Okay thank you. I was and am genuinely curious about whether or not there is a security component to it as I want to learn more about an area I am less familiar with due to my lack of ability to test against users changing values client side to ‘hack’ the app. So, @akamarski to summarize, there is not security benefit to use one over the other, it is simply just an easier way to do it so as to not forget.
I understand that. I’ve mentioned to @randomanon that point.
Okay, I didn’t even recognize you are ALSO incorporating a property into the mix as well. So a group, a custom event and property all just to replace a custom state, okay, to each his own.
Okay, so there is not a security benefit? Remember, I ask because I want to learn, not to question your method. Security is not something I’ve focused on and I default to those who have niched themselves into areas I lack experience in for guidance and learning. I thought this post and app shell were for that.
So to sum up on that conditional evaluation, it is just that it allows you to work faster? I suppose that if clients are charged per hour that tracks as a benefit to the client, but if they pay a subscription fee and only care about things getting done and not how long they take you, than the client may benefit from consideration of their WU costs in how the app is put together.

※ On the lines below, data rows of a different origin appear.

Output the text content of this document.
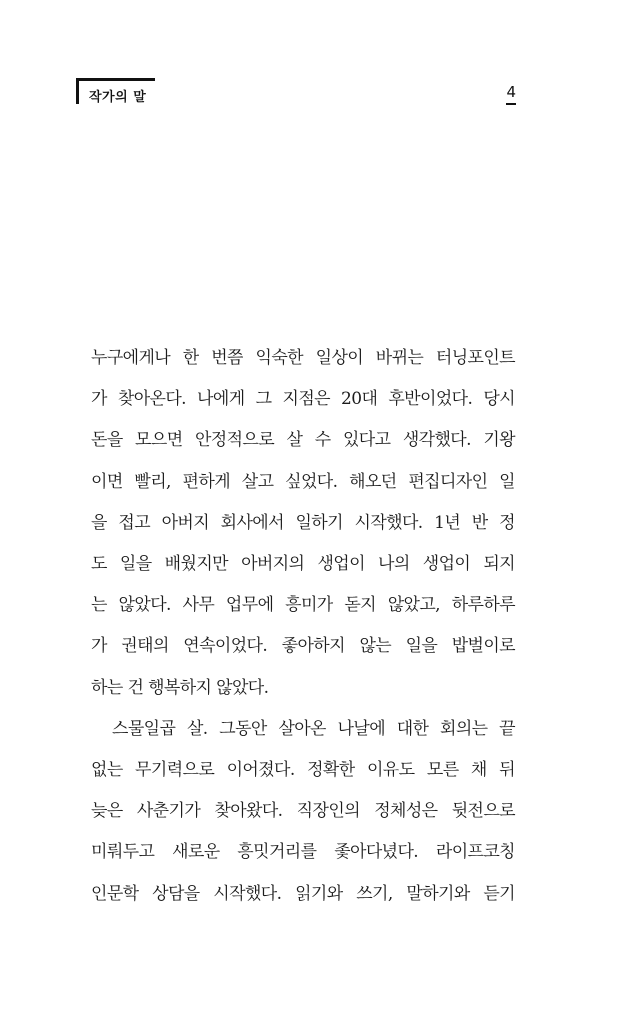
작가의 말	4

누구에게나 한 번쯤 익숙한 일상이 바뀌는 터닝포인트
가 찾아온다. 나에게 그 지점은 20대 후반이었다. 당시
돈을 모으면 안정적으로 살 수 있다고 생각했다. 기왕
이면 빨리, 편하게 살고 싶었다. 해오던 편집디자인 일
을 접고 아버지 회사에서 일하기 시작했다. 1년 반 정
도 일을 배웠지만 아버지의 생업이 나의 생업이 되지
는 않았다. 사무 업무에 흥미가 돋지 않았고, 하루하루
가 권태의 연속이었다. 좋아하지 않는 일을 밥벌이로
하는 건 행복하지 않았다.

스물일곱 살. 그동안 살아온 나날에 대한 회의는 끝
없는 무기력으로 이어졌다. 정확한 이유도 모른 채 뒤
늦은 사춘기가 찾아왔다. 직장인의 정체성은 뒷전으로
미뤄두고 새로운 흥밋거리를 좇아다녔다. 라이프코칭
인문학 상담을 시작했다. 읽기와 쓰기, 말하기와 듣기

But, yes, I see the point, it is easier and makes it more maintainable to just call to the backend workflow especially if it is used in more than one place and doesn’t already have an action in the series that already confirms the permission of the user via a reusable element with custom events to return a yes/no value of ‘isUnauthorized’. Again, I ask because I am genuinely curious about security things I do not know about. Seeing so much redundancy in the security measures makes me curious if it is all necessary or not since I do not have an ability to change the user role from client device to test these things myself, so I have to ask somebody who is doing it about the rationale for it and the implications of doing it or not.

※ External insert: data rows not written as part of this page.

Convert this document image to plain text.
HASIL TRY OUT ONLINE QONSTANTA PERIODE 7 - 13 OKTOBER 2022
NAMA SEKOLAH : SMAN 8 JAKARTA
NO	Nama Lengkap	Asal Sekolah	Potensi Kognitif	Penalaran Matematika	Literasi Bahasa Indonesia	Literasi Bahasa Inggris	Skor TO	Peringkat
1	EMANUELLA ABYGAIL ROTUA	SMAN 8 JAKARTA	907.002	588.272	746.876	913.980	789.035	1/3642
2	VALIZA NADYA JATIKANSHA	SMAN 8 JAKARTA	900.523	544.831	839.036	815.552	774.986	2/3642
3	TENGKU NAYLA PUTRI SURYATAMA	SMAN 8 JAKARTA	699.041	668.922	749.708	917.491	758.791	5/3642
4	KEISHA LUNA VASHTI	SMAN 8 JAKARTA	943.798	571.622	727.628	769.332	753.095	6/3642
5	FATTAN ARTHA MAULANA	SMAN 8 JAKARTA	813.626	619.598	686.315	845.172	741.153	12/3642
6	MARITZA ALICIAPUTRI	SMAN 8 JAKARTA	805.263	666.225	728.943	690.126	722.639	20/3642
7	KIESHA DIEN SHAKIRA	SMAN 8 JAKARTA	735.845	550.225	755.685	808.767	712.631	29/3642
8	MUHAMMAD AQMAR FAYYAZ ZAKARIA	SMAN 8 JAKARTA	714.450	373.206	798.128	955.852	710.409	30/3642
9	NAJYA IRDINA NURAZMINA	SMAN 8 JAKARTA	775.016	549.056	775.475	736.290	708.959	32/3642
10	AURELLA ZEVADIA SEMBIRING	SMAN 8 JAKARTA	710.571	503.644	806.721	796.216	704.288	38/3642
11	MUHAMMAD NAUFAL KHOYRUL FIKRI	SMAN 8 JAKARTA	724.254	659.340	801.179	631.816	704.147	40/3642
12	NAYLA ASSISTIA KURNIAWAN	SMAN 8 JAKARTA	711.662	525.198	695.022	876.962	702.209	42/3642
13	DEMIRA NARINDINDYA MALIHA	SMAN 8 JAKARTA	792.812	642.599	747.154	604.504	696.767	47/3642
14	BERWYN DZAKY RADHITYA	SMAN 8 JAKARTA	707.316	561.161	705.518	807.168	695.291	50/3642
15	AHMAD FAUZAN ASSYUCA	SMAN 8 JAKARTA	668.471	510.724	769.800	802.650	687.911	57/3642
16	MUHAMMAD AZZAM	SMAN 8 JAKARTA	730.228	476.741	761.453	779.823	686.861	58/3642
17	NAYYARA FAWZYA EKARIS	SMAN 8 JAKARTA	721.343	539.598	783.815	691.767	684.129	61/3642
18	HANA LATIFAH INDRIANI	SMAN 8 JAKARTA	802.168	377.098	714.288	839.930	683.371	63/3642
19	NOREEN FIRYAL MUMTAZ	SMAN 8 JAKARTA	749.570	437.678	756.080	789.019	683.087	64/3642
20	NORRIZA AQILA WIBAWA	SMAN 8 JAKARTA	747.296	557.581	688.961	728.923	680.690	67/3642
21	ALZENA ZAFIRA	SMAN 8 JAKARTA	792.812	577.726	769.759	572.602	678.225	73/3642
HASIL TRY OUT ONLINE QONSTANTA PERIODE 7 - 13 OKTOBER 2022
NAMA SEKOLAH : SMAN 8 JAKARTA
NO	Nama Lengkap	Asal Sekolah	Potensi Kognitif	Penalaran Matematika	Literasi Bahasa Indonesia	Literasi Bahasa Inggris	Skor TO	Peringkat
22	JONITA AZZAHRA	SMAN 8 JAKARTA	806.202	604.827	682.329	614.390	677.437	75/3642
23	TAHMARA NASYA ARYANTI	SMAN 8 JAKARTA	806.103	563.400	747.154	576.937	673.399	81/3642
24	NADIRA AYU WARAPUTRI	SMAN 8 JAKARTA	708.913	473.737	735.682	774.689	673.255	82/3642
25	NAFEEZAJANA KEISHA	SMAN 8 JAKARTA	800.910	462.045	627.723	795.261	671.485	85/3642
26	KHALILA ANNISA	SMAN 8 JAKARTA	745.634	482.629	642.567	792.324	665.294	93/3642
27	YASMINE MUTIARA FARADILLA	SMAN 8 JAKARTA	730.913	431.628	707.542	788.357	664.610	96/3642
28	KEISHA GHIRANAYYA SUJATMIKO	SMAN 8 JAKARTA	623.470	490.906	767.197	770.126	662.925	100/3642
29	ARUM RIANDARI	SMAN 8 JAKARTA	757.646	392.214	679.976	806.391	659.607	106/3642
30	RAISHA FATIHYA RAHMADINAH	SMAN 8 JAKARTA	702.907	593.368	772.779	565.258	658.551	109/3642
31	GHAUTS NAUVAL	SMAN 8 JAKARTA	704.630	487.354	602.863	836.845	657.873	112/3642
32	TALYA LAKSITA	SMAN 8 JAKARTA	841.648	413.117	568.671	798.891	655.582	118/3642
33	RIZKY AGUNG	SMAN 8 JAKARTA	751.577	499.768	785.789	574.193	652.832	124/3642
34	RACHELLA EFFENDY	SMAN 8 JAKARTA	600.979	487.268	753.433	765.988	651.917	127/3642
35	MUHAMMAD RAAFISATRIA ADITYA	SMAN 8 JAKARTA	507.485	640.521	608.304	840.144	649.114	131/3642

@georgecollier if a malicious user can change their role via client side, can they also change the return value of ‘isUnauthorized’ or is that not possible since the value is not downloaded on page load like ‘current user’ data is (where ‘role’ would be defined and changeable) and being returned in workflow action doesn’t give malicious user an opportunity to change it while the actions are running?
Thanks for sharing George, gives me a lot to have to dive deeper into security about.